Montag, 18. Mai 2015

Die Planken der Welt



"Kinners, Kinners, Kinners …" da kann der Geist der Seefahrt nur wieder den Kopf schütteln. Kaum ist das Teichwasser tagsüber nicht mehr brrr-kalt, stapft schon wieder das lütte blaue Langohr übern Steg und verkündet ein Wunder was für nautische Riesenschritte er gemacht habe für die große Seebären-Prüfung. 

"Das Wasser ist meine wahre Heimat, dafür bin ich gemacht!" Aufgeregt tänzelt Hasenmaus auf dem Steg entlang der Wasserkante. "Nur noch wenige Aufgaben – dann bin ich ein vollwertiger Seebär! Und das mache ich mit links … oder mit Backbord! Wie der maritime Fachbär sagt." 

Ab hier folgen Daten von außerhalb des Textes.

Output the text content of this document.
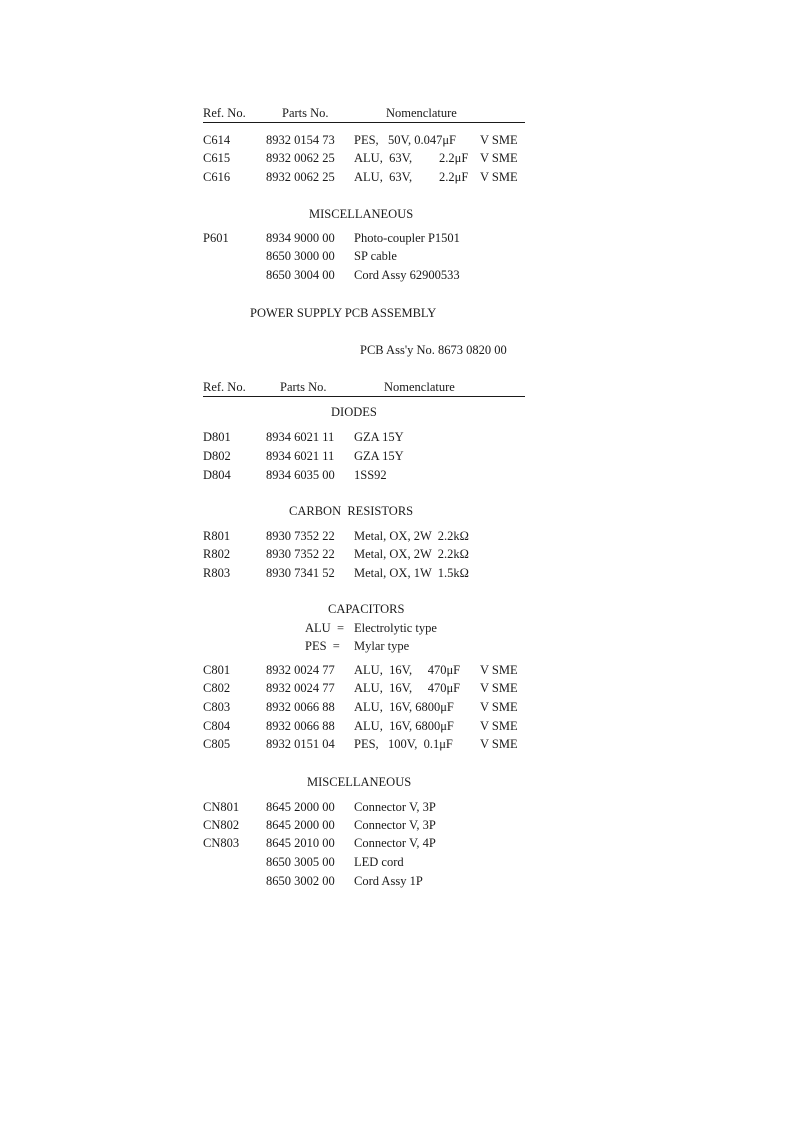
Ref. No.	Parts No.	Nomenclature
C614	8932 0154 73 PES,   50V, 0.047μF V SME
C615	8932 0062 25 ALU,  63V, 2.2μF V SME
C616	8932 0062 25 ALU,  63V, 2.2μF V SME
MISCELLANEOUS
P601	8934 9000 00 Photo-coupler P1501
8650 3000 00 SP cable
8650 3004 00 Cord Assy 62900533
POWER SUPPLY PCB ASSEMBLY
PCB Ass'y No. 8673 0820 00
Ref. No.	Parts No.	Nomenclature
DIODES
D801	8934 6021 11 GZA 15Y
D802	8934 6021 11 GZA 15Y
D804	8934 6035 00 1SS92
CARBON  RESISTORS
R801	8930 7352 22 Metal, OX, 2W  2.2kΩ
R802	8930 7352 22 Metal, OX, 2W  2.2kΩ
R803	8930 7341 52 Metal, OX, 1W  1.5kΩ
CAPACITORS
ALU  = Electrolytic type
PES  = Mylar type
C801	8932 0024 77 ALU,  16V,     470μF V SME
C802	8932 0024 77 ALU,  16V,     470μF V SME
C803	8932 0066 88 ALU,  16V, 6800μF V SME
C804	8932 0066 88 ALU,  16V, 6800μF V SME
C805	8932 0151 04 PES,   100V,  0.1μF V SME
MISCELLANEOUS
CN801 8645 2000 00 Connector V, 3P
CN802 8645 2000 00 Connector V, 3P
CN803 8645 2010 00 Connector V, 4P
8650 3005 00 LED cord
8650 3002 00 Cord Assy 1P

 Naseweis hängt an den Schnurrhaaren des aufgeregten Seehasen. Der Nagerjunge ist stolz so einen klugen Kumpel zu haben, der mit allen Wassern gewaschen ist. Hasenmaus kennt die sieben Weltmeere mit Vornamen und hat die letzten Wochen wie ein Seehund geackert, um sich solche Flüche merken zu können wie: "Dich einäugigen Polypen soll doch die siebenschwänzige Meerkatze kielholen beim Barte des Bartenwals!" Und das ist  verdammich eine kreuzschwere Klabautermannarbeit wie für sieben Höllenhunde, die ihre fassbäuchige Mudda durchfüttern müssen, jawollja!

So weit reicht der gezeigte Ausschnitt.